The only way that I could see to get to the Charterhouse was to walk. A pretty conservative estimate according to the signpost being 10/5 minutes along a deserted road with no shade. Get stuck in. I insisted on using my umbrella as a parasol, but was informed that I didn’t look Japanese at all and it looked like a cheap brolly not a beautiful Japanese parasol. I do my best!
When we got there it was closed so we went to a restaurant which in spite of its unpromising looks was actually ok. I had a special bread roll made with one of the side dishes on the menu, it wasn’t really a bread roll at all, it was more like a Danish open sandwich made with Pugliese bread…but the important thing is that it was really delicious.
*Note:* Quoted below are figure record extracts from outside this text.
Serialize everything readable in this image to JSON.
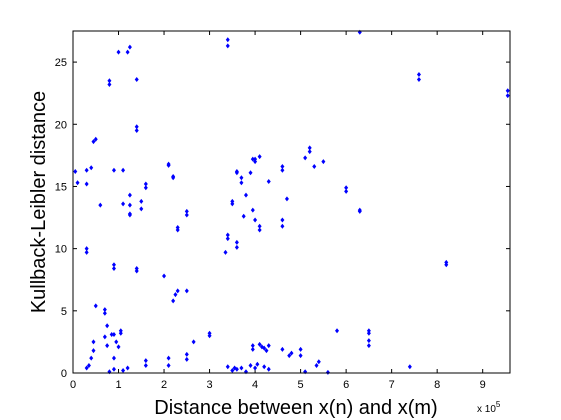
{
  "chart_data": {
    "type": "scatter",
    "title": "",
    "xlabel": "Distance between x(n) and x(m)",
    "ylabel": "Kullback-Leibler distance",
    "x_exponent_label": "x 10",
    "x_exponent_power": "5",
    "x_scale": 100000,
    "xlim": [
      0,
      9.6
    ],
    "ylim": [
      0,
      27.5
    ],
    "xticks": [
      "0",
      "1",
      "2",
      "3",
      "4",
      "5",
      "6",
      "7",
      "8",
      "9"
    ],
    "yticks": [
      "0",
      "5",
      "10",
      "15",
      "20",
      "25"
    ],
    "grid": false,
    "marker_color": "#0000ff",
    "points": [
      [
        0.05,
        16.2
      ],
      [
        0.1,
        15.3
      ],
      [
        0.3,
        15.2
      ],
      [
        0.3,
        16.3
      ],
      [
        0.4,
        16.5
      ],
      [
        0.45,
        18.6
      ],
      [
        0.5,
        18.8
      ],
      [
        0.3,
        10
      ],
      [
        0.3,
        9.7
      ],
      [
        0.6,
        13.5
      ],
      [
        0.8,
        23.2
      ],
      [
        0.8,
        23.5
      ],
      [
        1.0,
        25.8
      ],
      [
        1.2,
        25.8
      ],
      [
        1.25,
        26.2
      ],
      [
        1.4,
        23.6
      ],
      [
        1.4,
        19.8
      ],
      [
        1.4,
        19.5
      ],
      [
        0.9,
        16.3
      ],
      [
        1.1,
        16.3
      ],
      [
        1.1,
        13.6
      ],
      [
        1.25,
        13.5
      ],
      [
        1.25,
        14.3
      ],
      [
        1.5,
        13.8
      ],
      [
        1.5,
        13.2
      ],
      [
        1.6,
        15.2
      ],
      [
        1.6,
        14.9
      ],
      [
        1.25,
        12.7
      ],
      [
        1.25,
        12.8
      ],
      [
        0.9,
        8.7
      ],
      [
        0.9,
        8.4
      ],
      [
        1.4,
        8.4
      ],
      [
        1.4,
        8.2
      ],
      [
        2.0,
        7.8
      ],
      [
        2.1,
        16.7
      ],
      [
        2.1,
        16.8
      ],
      [
        2.2,
        15.8
      ],
      [
        2.2,
        15.7
      ],
      [
        2.3,
        11.7
      ],
      [
        2.3,
        11.5
      ],
      [
        2.5,
        13.0
      ],
      [
        2.5,
        12.7
      ],
      [
        2.2,
        5.8
      ],
      [
        2.25,
        6.3
      ],
      [
        2.3,
        6.6
      ],
      [
        2.5,
        6.6
      ],
      [
        3.4,
        26.8
      ],
      [
        3.4,
        26.3
      ],
      [
        3.5,
        13.8
      ],
      [
        3.5,
        13.6
      ],
      [
        3.6,
        16.2
      ],
      [
        3.6,
        16.1
      ],
      [
        3.7,
        15.7
      ],
      [
        3.7,
        15.3
      ],
      [
        3.9,
        16.1
      ],
      [
        3.95,
        17.2
      ],
      [
        4.0,
        17.2
      ],
      [
        4.1,
        17.4
      ],
      [
        4.0,
        17.0
      ],
      [
        4.3,
        15.4
      ],
      [
        3.8,
        14.3
      ],
      [
        3.75,
        12.6
      ],
      [
        3.95,
        13.1
      ],
      [
        4.0,
        12.3
      ],
      [
        4.1,
        11.8
      ],
      [
        4.1,
        11.5
      ],
      [
        3.4,
        11.1
      ],
      [
        3.4,
        10.8
      ],
      [
        3.35,
        9.7
      ],
      [
        3.6,
        10.5
      ],
      [
        3.6,
        10.1
      ],
      [
        4.6,
        16.3
      ],
      [
        4.6,
        16.6
      ],
      [
        4.7,
        14.0
      ],
      [
        4.6,
        12.3
      ],
      [
        4.6,
        11.8
      ],
      [
        5.1,
        17.3
      ],
      [
        5.2,
        17.8
      ],
      [
        5.2,
        18.1
      ],
      [
        5.3,
        16.6
      ],
      [
        5.5,
        17.0
      ],
      [
        6.0,
        14.9
      ],
      [
        6.0,
        14.6
      ],
      [
        6.3,
        13.1
      ],
      [
        6.3,
        13.0
      ],
      [
        6.3,
        27.4
      ],
      [
        7.6,
        24.0
      ],
      [
        7.6,
        23.6
      ],
      [
        8.2,
        8.9
      ],
      [
        8.2,
        8.7
      ],
      [
        9.55,
        22.7
      ],
      [
        9.55,
        22.3
      ],
      [
        0.3,
        0.4
      ],
      [
        0.35,
        0.6
      ],
      [
        0.4,
        1.2
      ],
      [
        0.45,
        1.8
      ],
      [
        0.45,
        2.5
      ],
      [
        0.5,
        5.4
      ],
      [
        0.7,
        5.1
      ],
      [
        0.7,
        4.8
      ],
      [
        0.75,
        3.8
      ],
      [
        0.7,
        2.9
      ],
      [
        0.75,
        2.2
      ],
      [
        0.8,
        0.1
      ],
      [
        0.9,
        0.3
      ],
      [
        0.9,
        1.2
      ],
      [
        0.9,
        3.1
      ],
      [
        1.05,
        3.4
      ],
      [
        1.05,
        3.2
      ],
      [
        0.95,
        2.5
      ],
      [
        1.0,
        2.1
      ],
      [
        0.85,
        3.1
      ],
      [
        1.6,
        1.0
      ],
      [
        1.6,
        0.6
      ],
      [
        2.1,
        1.2
      ],
      [
        2.1,
        0.6
      ],
      [
        2.5,
        1.5
      ],
      [
        2.5,
        1.1
      ],
      [
        2.65,
        2.5
      ],
      [
        3.0,
        3.2
      ],
      [
        3.0,
        3.0
      ],
      [
        3.4,
        0.5
      ],
      [
        3.5,
        0.2
      ],
      [
        3.55,
        0.4
      ],
      [
        3.6,
        0.3
      ],
      [
        3.7,
        0.4
      ],
      [
        3.8,
        0.1
      ],
      [
        3.9,
        0.6
      ],
      [
        3.95,
        1.9
      ],
      [
        3.95,
        2.2
      ],
      [
        4.1,
        2.3
      ],
      [
        4.15,
        2.1
      ],
      [
        4.2,
        2.0
      ],
      [
        4.25,
        1.8
      ],
      [
        4.3,
        2.2
      ],
      [
        4.0,
        0.4
      ],
      [
        4.05,
        0.7
      ],
      [
        4.2,
        0.5
      ],
      [
        4.3,
        0.3
      ],
      [
        4.6,
        1.9
      ],
      [
        4.75,
        1.4
      ],
      [
        4.8,
        1.6
      ],
      [
        5.0,
        1.4
      ],
      [
        5.0,
        1.9
      ],
      [
        5.1,
        0.1
      ],
      [
        5.35,
        0.6
      ],
      [
        5.4,
        0.9
      ],
      [
        5.6,
        0.05
      ],
      [
        5.8,
        3.4
      ],
      [
        6.5,
        3.2
      ],
      [
        6.5,
        3.4
      ],
      [
        6.5,
        2.6
      ],
      [
        6.5,
        2.2
      ],
      [
        7.4,
        0.5
      ],
      [
        1.1,
        0.2
      ],
      [
        1.2,
        0.4
      ]
    ]
  }
}
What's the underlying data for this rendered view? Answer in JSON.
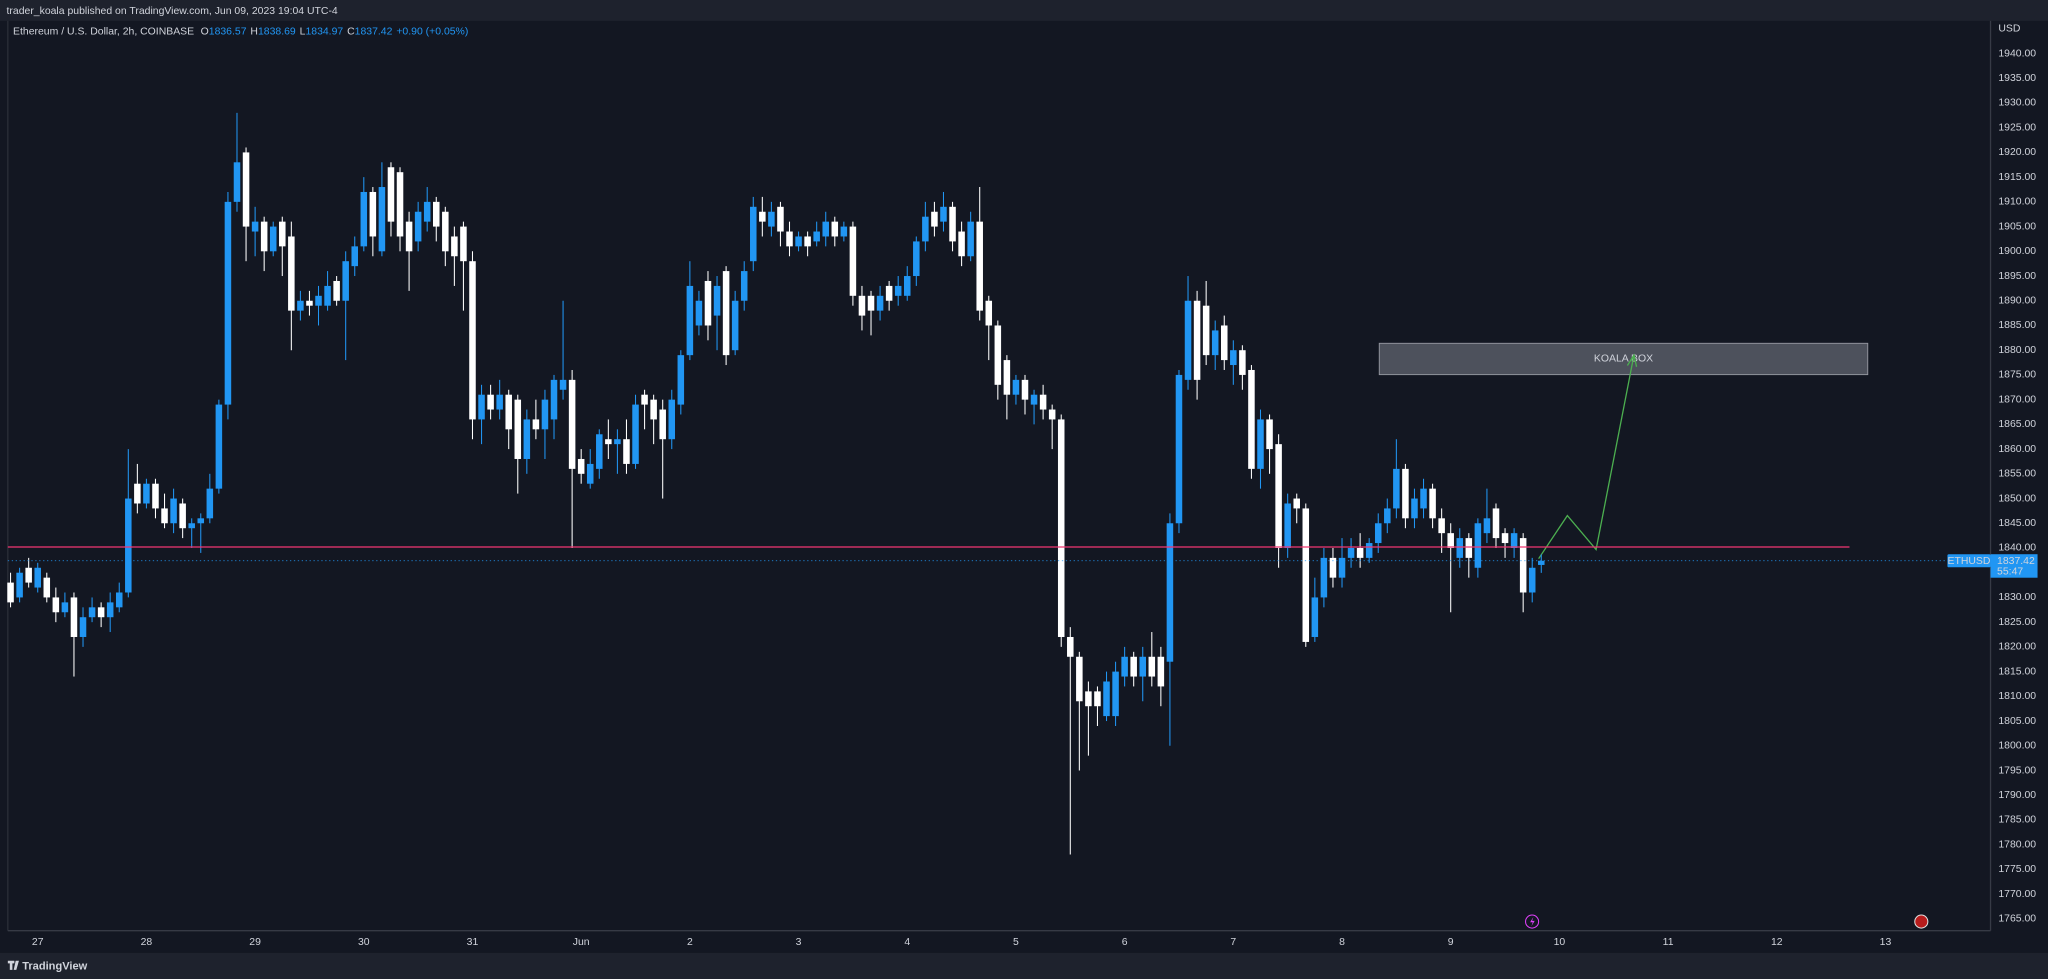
{
  "header": {
    "published": "trader_koala published on TradingView.com, Jun 09, 2023 19:04 UTC-4"
  },
  "footer": {
    "brand": "TradingView"
  },
  "chart_data": {
    "type": "candlestick",
    "legend": {
      "title": "Ethereum / U.S. Dollar, 2h, COINBASE",
      "ohlc_labels": [
        "O",
        "H",
        "L",
        "C"
      ],
      "change": "+0.90 (+0.05%)"
    },
    "symbol": "ETHUSD",
    "countdown": "55:47",
    "currency": "USD",
    "up_color": "#2196f3",
    "down_color": "#ffffff",
    "hline": {
      "value": 1840.2,
      "color": "#f23672"
    },
    "annotation": "KOALA BOX",
    "grid": false,
    "xlim": [
      -0.3,
      218.6
    ],
    "xticks": [
      {
        "value": 3,
        "label": "27"
      },
      {
        "value": 15,
        "label": "28"
      },
      {
        "value": 27,
        "label": "29"
      },
      {
        "value": 39,
        "label": "30"
      },
      {
        "value": 51,
        "label": "31"
      },
      {
        "value": 63,
        "label": "Jun"
      },
      {
        "value": 75,
        "label": "2"
      },
      {
        "value": 87,
        "label": "3"
      },
      {
        "value": 99,
        "label": "4"
      },
      {
        "value": 111,
        "label": "5"
      },
      {
        "value": 123,
        "label": "6"
      },
      {
        "value": 135,
        "label": "7"
      },
      {
        "value": 147,
        "label": "8"
      },
      {
        "value": 159,
        "label": "9"
      },
      {
        "value": 171,
        "label": "10"
      },
      {
        "value": 183,
        "label": "11"
      },
      {
        "value": 195,
        "label": "12"
      },
      {
        "value": 207,
        "label": "13"
      }
    ],
    "ylim": [
      1762.6,
      1946.6
    ],
    "yticks": [
      {
        "value": 1765,
        "label": "1765.00"
      },
      {
        "value": 1770,
        "label": "1770.00"
      },
      {
        "value": 1775,
        "label": "1775.00"
      },
      {
        "value": 1780,
        "label": "1780.00"
      },
      {
        "value": 1785,
        "label": "1785.00"
      },
      {
        "value": 1790,
        "label": "1790.00"
      },
      {
        "value": 1795,
        "label": "1795.00"
      },
      {
        "value": 1800,
        "label": "1800.00"
      },
      {
        "value": 1805,
        "label": "1805.00"
      },
      {
        "value": 1810,
        "label": "1810.00"
      },
      {
        "value": 1815,
        "label": "1815.00"
      },
      {
        "value": 1820,
        "label": "1820.00"
      },
      {
        "value": 1825,
        "label": "1825.00"
      },
      {
        "value": 1830,
        "label": "1830.00"
      },
      {
        "value": 1835,
        "label": "1835.00"
      },
      {
        "value": 1840,
        "label": "1840.00"
      },
      {
        "value": 1845,
        "label": "1845.00"
      },
      {
        "value": 1850,
        "label": "1850.00"
      },
      {
        "value": 1855,
        "label": "1855.00"
      },
      {
        "value": 1860,
        "label": "1860.00"
      },
      {
        "value": 1865,
        "label": "1865.00"
      },
      {
        "value": 1870,
        "label": "1870.00"
      },
      {
        "value": 1875,
        "label": "1875.00"
      },
      {
        "value": 1880,
        "label": "1880.00"
      },
      {
        "value": 1885,
        "label": "1885.00"
      },
      {
        "value": 1890,
        "label": "1890.00"
      },
      {
        "value": 1895,
        "label": "1895.00"
      },
      {
        "value": 1900,
        "label": "1900.00"
      },
      {
        "value": 1905,
        "label": "1905.00"
      },
      {
        "value": 1910,
        "label": "1910.00"
      },
      {
        "value": 1915,
        "label": "1915.00"
      },
      {
        "value": 1920,
        "label": "1920.00"
      },
      {
        "value": 1925,
        "label": "1925.00"
      },
      {
        "value": 1930,
        "label": "1930.00"
      },
      {
        "value": 1935,
        "label": "1935.00"
      },
      {
        "value": 1940,
        "label": "1940.00"
      }
    ],
    "open": [
      1833,
      1830,
      1836,
      1832,
      1834,
      1830,
      1827,
      1830,
      1822,
      1826,
      1828,
      1826,
      1828,
      1831,
      1853,
      1849,
      1853,
      1848,
      1845,
      1849,
      1844,
      1845,
      1846,
      1852,
      1869,
      1910,
      1920,
      1904,
      1906,
      1900,
      1906,
      1903,
      1888,
      1890,
      1889,
      1889,
      1894,
      1890,
      1897,
      1901,
      1912,
      1900,
      1917,
      1916,
      1906,
      1902,
      1906,
      1910,
      1908,
      1903,
      1905,
      1898,
      1866,
      1871,
      1868,
      1871,
      1870,
      1858,
      1866,
      1864,
      1866,
      1872,
      1874,
      1858,
      1853,
      1856,
      1862,
      1861,
      1862,
      1857,
      1871,
      1870,
      1868,
      1862,
      1869,
      1879,
      1885,
      1894,
      1887,
      1896,
      1880,
      1890,
      1898,
      1908,
      1905,
      1909,
      1904,
      1901,
      1903,
      1902,
      1903,
      1906,
      1903,
      1905,
      1891,
      1891,
      1888,
      1893,
      1891,
      1891,
      1895,
      1902,
      1908,
      1906,
      1909,
      1904,
      1899,
      1906,
      1890,
      1885,
      1878,
      1871,
      1874,
      1869,
      1871,
      1868,
      1866,
      1822,
      1818,
      1811,
      1811,
      1806,
      1806,
      1814,
      1818,
      1814,
      1818,
      1818,
      1817,
      1845,
      1874,
      1890,
      1889,
      1879,
      1885,
      1877,
      1880,
      1876,
      1856,
      1866,
      1861,
      1840,
      1850,
      1848,
      1822,
      1830,
      1838,
      1834,
      1838,
      1840,
      1838,
      1841,
      1845,
      1848,
      1856,
      1846,
      1848,
      1852,
      1846,
      1843,
      1838,
      1842,
      1836,
      1843,
      1848,
      1843,
      1840,
      1842,
      1831,
      1836.57
    ],
    "high": [
      1835,
      1836,
      1838,
      1837,
      1835,
      1832,
      1831,
      1831,
      1828,
      1830,
      1829,
      1831,
      1833,
      1860,
      1857,
      1854,
      1854,
      1851,
      1852,
      1850,
      1846,
      1847,
      1855,
      1870,
      1912,
      1928,
      1921,
      1909,
      1907,
      1906,
      1907,
      1906,
      1892,
      1892,
      1893,
      1896,
      1895,
      1900,
      1903,
      1915,
      1913,
      1918,
      1918,
      1917,
      1908,
      1910,
      1913,
      1911,
      1909,
      1905,
      1906,
      1900,
      1873,
      1873,
      1874,
      1872,
      1871,
      1868,
      1870,
      1872,
      1875,
      1890,
      1876,
      1860,
      1860,
      1864,
      1866,
      1864,
      1866,
      1871,
      1872,
      1871,
      1870,
      1872,
      1880,
      1898,
      1892,
      1896,
      1895,
      1897,
      1892,
      1898,
      1911,
      1911,
      1910,
      1910,
      1906,
      1904,
      1904,
      1906,
      1908,
      1907,
      1906,
      1906,
      1893,
      1892,
      1893,
      1894,
      1895,
      1897,
      1903,
      1910,
      1910,
      1912,
      1910,
      1906,
      1908,
      1913,
      1891,
      1886,
      1879,
      1875,
      1875,
      1872,
      1873,
      1869,
      1867,
      1824,
      1819,
      1813,
      1812,
      1815,
      1817,
      1820,
      1819,
      1820,
      1823,
      1820,
      1847,
      1876,
      1895,
      1892,
      1894,
      1886,
      1887,
      1882,
      1881,
      1877,
      1868,
      1867,
      1863,
      1851,
      1851,
      1849,
      1834,
      1840,
      1840,
      1842,
      1842,
      1843,
      1842,
      1847,
      1850,
      1862,
      1857,
      1852,
      1854,
      1853,
      1848,
      1845,
      1844,
      1843,
      1846,
      1852,
      1849,
      1844,
      1844,
      1843,
      1838,
      1838.69
    ],
    "low": [
      1828,
      1829,
      1832,
      1831,
      1829,
      1825,
      1826,
      1814,
      1820,
      1825,
      1824,
      1823,
      1827,
      1830,
      1847,
      1848,
      1846,
      1844,
      1843,
      1842,
      1840,
      1839,
      1845,
      1851,
      1866,
      1908,
      1898,
      1899,
      1896,
      1899,
      1895,
      1880,
      1886,
      1887,
      1885,
      1888,
      1889,
      1878,
      1895,
      1900,
      1899,
      1899,
      1903,
      1900,
      1892,
      1900,
      1904,
      1902,
      1897,
      1893,
      1888,
      1862,
      1861,
      1866,
      1866,
      1860,
      1851,
      1855,
      1862,
      1858,
      1862,
      1870,
      1840,
      1853,
      1852,
      1854,
      1858,
      1855,
      1855,
      1856,
      1864,
      1861,
      1850,
      1860,
      1867,
      1878,
      1883,
      1882,
      1880,
      1877,
      1879,
      1888,
      1896,
      1903,
      1903,
      1901,
      1899,
      1900,
      1899,
      1901,
      1901,
      1901,
      1902,
      1889,
      1884,
      1883,
      1886,
      1888,
      1889,
      1890,
      1893,
      1900,
      1903,
      1904,
      1900,
      1897,
      1898,
      1886,
      1878,
      1870,
      1866,
      1869,
      1867,
      1865,
      1866,
      1860,
      1820,
      1778,
      1795,
      1798,
      1804,
      1805,
      1804,
      1812,
      1812,
      1809,
      1812,
      1808,
      1800,
      1843,
      1872,
      1870,
      1877,
      1876,
      1876,
      1873,
      1872,
      1854,
      1852,
      1855,
      1836,
      1838,
      1845,
      1820,
      1821,
      1828,
      1832,
      1832,
      1836,
      1836,
      1837,
      1839,
      1843,
      1846,
      1844,
      1844,
      1846,
      1844,
      1839,
      1827,
      1836,
      1834,
      1834,
      1841,
      1840,
      1838,
      1838,
      1827,
      1829,
      1834.97
    ],
    "close": [
      1829,
      1835,
      1833,
      1836,
      1830,
      1827,
      1829,
      1822,
      1826,
      1828,
      1826,
      1829,
      1831,
      1850,
      1849,
      1853,
      1848,
      1845,
      1850,
      1844,
      1845,
      1846,
      1852,
      1869,
      1910,
      1918,
      1905,
      1906,
      1900,
      1905,
      1901,
      1888,
      1890,
      1889,
      1891,
      1893,
      1890,
      1898,
      1901,
      1912,
      1903,
      1913,
      1906,
      1903,
      1900,
      1908,
      1910,
      1905,
      1900,
      1899,
      1898,
      1866,
      1871,
      1868,
      1871,
      1864,
      1858,
      1866,
      1864,
      1870,
      1874,
      1874,
      1856,
      1855,
      1857,
      1863,
      1861,
      1862,
      1857,
      1869,
      1869,
      1866,
      1862,
      1870,
      1879,
      1893,
      1890,
      1885,
      1893,
      1879,
      1890,
      1896,
      1909,
      1906,
      1908,
      1904,
      1901,
      1903,
      1901,
      1904,
      1906,
      1903,
      1905,
      1891,
      1887,
      1888,
      1891,
      1890,
      1893,
      1895,
      1902,
      1907,
      1905,
      1909,
      1902,
      1899,
      1906,
      1888,
      1885,
      1873,
      1871,
      1874,
      1870,
      1871,
      1868,
      1866,
      1822,
      1818,
      1809,
      1808,
      1808,
      1813,
      1815,
      1818,
      1814,
      1818,
      1814,
      1812,
      1845,
      1875,
      1890,
      1874,
      1879,
      1884,
      1878,
      1880,
      1875,
      1856,
      1866,
      1860,
      1840,
      1849,
      1848,
      1821,
      1830,
      1838,
      1834,
      1838,
      1840,
      1838,
      1841,
      1845,
      1848,
      1856,
      1846,
      1850,
      1852,
      1846,
      1843,
      1840,
      1842,
      1838,
      1845,
      1846,
      1842,
      1841,
      1843,
      1831,
      1836,
      1837.42
    ]
  }
}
When we finally got into the grounds of the magnificent Carthusian Charterhouse (1394) it took your breath away. Not a square centimetre is left undecorated. The tour inside was fascinating, if superficial and the information was scant. Photos are not allowed thank god although there’s always the smart alec who has more rights than anyone else. We were able to take pics of the monk’s cells which would put modern two-roomed flats to shame size-wise. And my hostas too.